In one of the wildernesses of Kew Gardens stands the Great Pagoda, erected in the year 1762, from a design in imitation of the Chinese Taa. The base is a regular octagon, 49 feet in diameter; and the superstructure is likewise a regular octagon on its plan, and in its elevation composed of 10 prisms, which form the 10 different stories of the building. The lowest of these is 26 feet in diameter, exclusive of the portico which surrounds it, and 18 feet high; the second is 25 feet in diameter, and 17 feet high; and all the rest diminish in diameter and height, in the same arithmetical proportion, to the ninth storey, which is 18 feet in diameter and 10 feet high. The tenth storey is 17 feet in diameter, and, with the covering, 20 feet high, and the finishing on the top is 17 feet high; so that the whole structure, from the base to the top of the fleuron, is 163 feet. Each storey finishes with a projecting roof, after the Chinese manner, covered with plates of varnished iron of different colours, and round each of them is a gallery enclosed with a rail. All the angles of the roof are adorned with large dragons, eighty in number, covered with a kind of thin glass of various colours, which produces a most dazzling reflection; and the whole ornament at the top is double gilt. The walls of the building are composed of very hard bricks; the outside of well-coloured and well-matched greystocks, (bricks,) neatly laid. The staircase is in the centre of the building. The prospect opens as you advance in height; and from the top a very extensive view on all sides is commanded, and, in some directions, upwards of forty miles distant, over a rich and variegated country. The building is not open to the public because it is not safe by modern standards.

Museums and gallery

Near to the Palm House is a building known as "Museum No. 1" which was designed by Decimus Burton and opened in 1857. Its aim was to illustrate mankind's dependence on plants, and it housed the Kew's economic botany collections including tools, ornaments, clothing, food and medicines. The building was refurbished in 1998. The upper two floors are now an education centre and the ground floor houses the "Plants+People" exhibition which highlight the variety of plants around the world and the diverse ways that people use them.

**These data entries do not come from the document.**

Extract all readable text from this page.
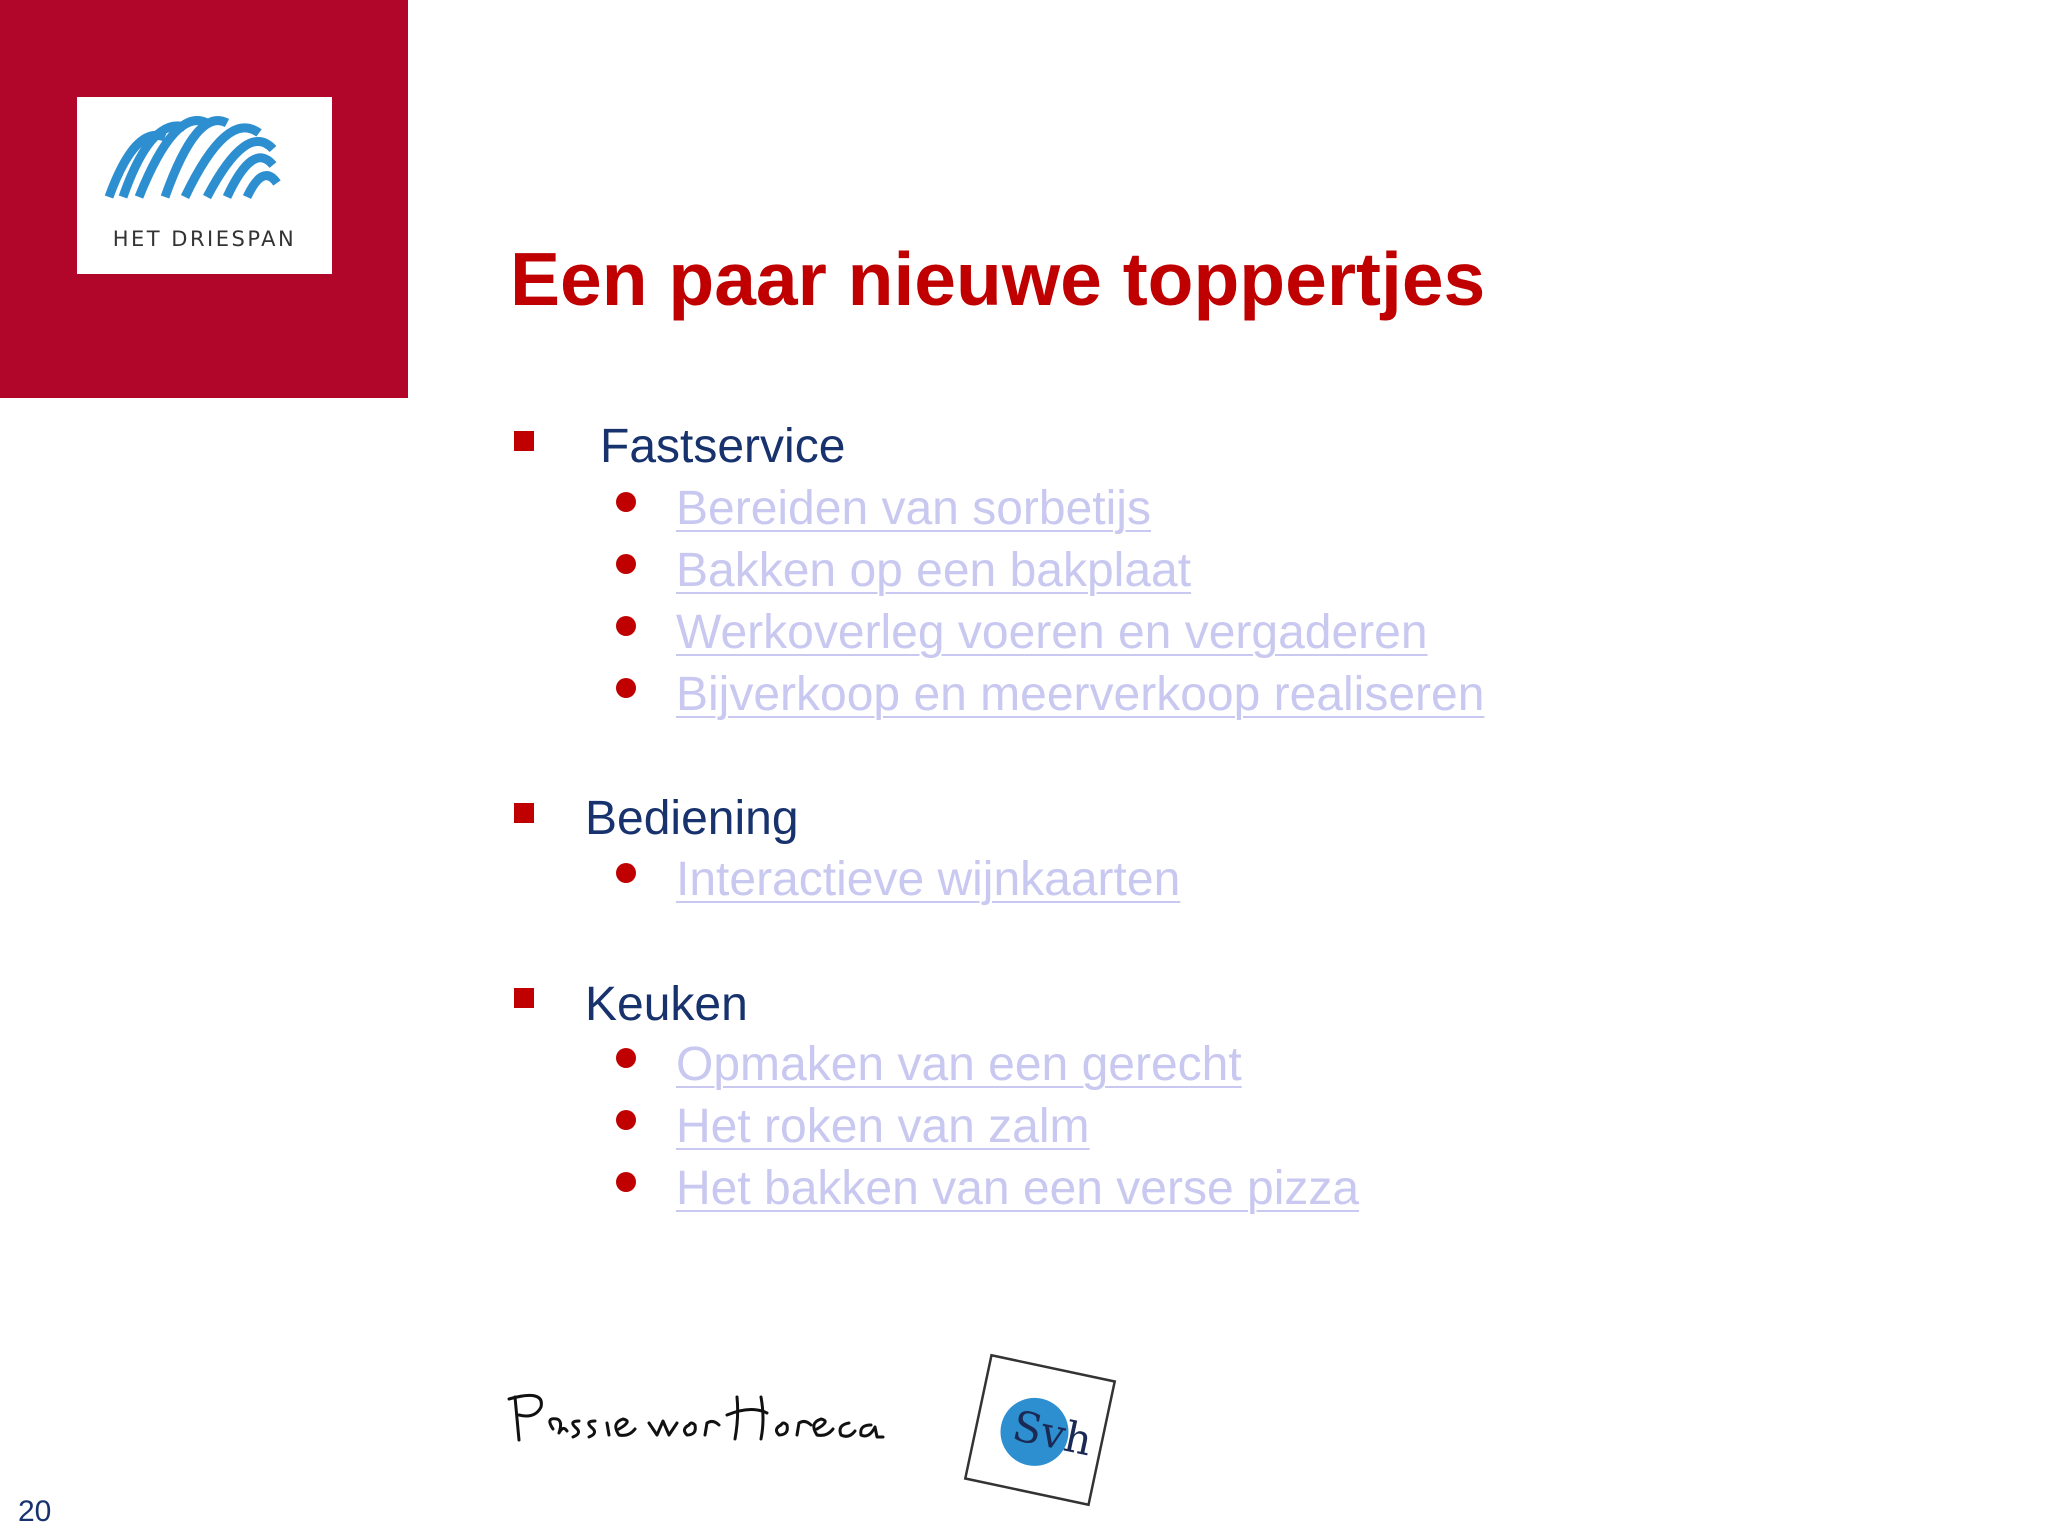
HET DRIESPAN	Een paar nieuwe toppertjes
Fastservice
Bereiden van sorbetijs
Bakken op een bakplaat
Werkoverleg voeren en vergaderen
Bijverkoop en meerverkoop realiseren
Bediening
Interactieve wijnkaarten
Keuken
Opmaken van een gerecht
Het roken van zalm
Het bakken van een verse pizza
Svh
20
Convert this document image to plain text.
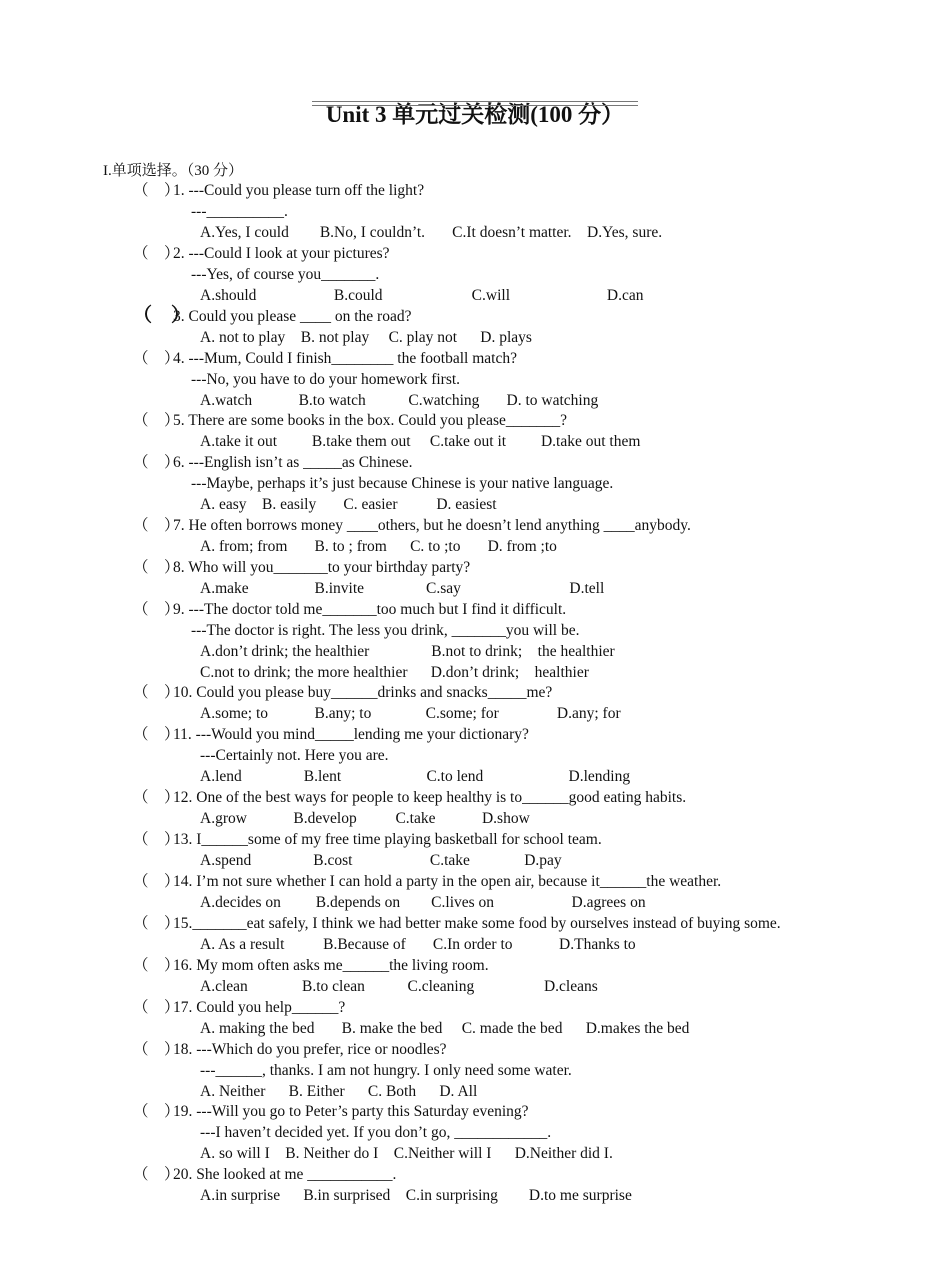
Unit 3 单元过关检测(100 分）
I.单项选择。（30 分）
（　）1. ---Could you please turn off the light?
---__________.
A.Yes, I could        B.No, I couldn’t.       C.It doesn’t matter.    D.Yes, sure.
（　）2. ---Could I look at your pictures?
---Yes, of course you_______.
A.should                    B.could                       C.will                         D.can
（　）3. Could you please ____ on the road?
A. not to play    B. not play     C. play not      D. plays
（　）4. ---Mum, Could I finish________ the football match?
---No, you have to do your homework first.
A.watch            B.to watch           C.watching       D. to watching
（　）5. There are some books in the box. Could you please_______?
A.take it out         B.take them out     C.take out it         D.take out them
（　）6. ---English isn’t as _____as Chinese.
---Maybe, perhaps it’s just because Chinese is your native language.
A. easy    B. easily       C. easier          D. easiest
（　）7. He often borrows money ____others, but he doesn’t lend anything ____anybody.
A. from; from       B. to ; from      C. to ;to       D. from ;to
（　）8. Who will you_______to your birthday party?
A.make                 B.invite                C.say                            D.tell
（　）9. ---The doctor told me_______too much but I find it difficult.
---The doctor is right. The less you drink, _______you will be.
A.don’t drink; the healthier                B.not to drink;    the healthier
C.not to drink; the more healthier      D.don’t drink;    healthier
（　）10. Could you please buy______drinks and snacks_____me?
A.some; to            B.any; to              C.some; for               D.any; for
（　）11. ---Would you mind_____lending me your dictionary?
---Certainly not. Here you are.
A.lend                B.lent                      C.to lend                      D.lending
（　）12. One of the best ways for people to keep healthy is to______good eating habits.
A.grow            B.develop          C.take            D.show
（　）13. I______some of my free time playing basketball for school team.
A.spend                B.cost                    C.take              D.pay
（　）14. I’m not sure whether I can hold a party in the open air, because it______the weather.
A.decides on         B.depends on        C.lives on                    D.agrees on
（　）15._______eat safely, I think we had better make some food by ourselves instead of buying some.
A. As a result          B.Because of       C.In order to            D.Thanks to
（　）16. My mom often asks me______the living room.
A.clean              B.to clean           C.cleaning                  D.cleans
（　）17. Could you help______?
A. making the bed       B. make the bed     C. made the bed      D.makes the bed
（　）18. ---Which do you prefer, rice or noodles?
---______, thanks. I am not hungry. I only need some water.
A. Neither      B. Either      C. Both      D. All
（　）19. ---Will you go to Peter’s party this Saturday evening?
---I haven’t decided yet. If you don’t go, ____________.
A. so will I    B. Neither do I    C.Neither will I      D.Neither did I.
（　）20. She looked at me ___________.
A.in surprise      B.in surprised    C.in surprising        D.to me surprise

The Marianne North Gallery was purpose built in the 1880s to house the paintings of Marianne North, an MP's daughter who travelled to North and South America and many parts of Asia to paint plants. There are 832 paintings,.

As a result of the Japan 2001 festival, Kew acquired a Japanese wooden house called a minka. It was originally erected in around 1900 in a suburb of Okazaki. Japanese craftsmen reassembled the framework and British builders who had worked on the Globe Theatre added the mud wall panels.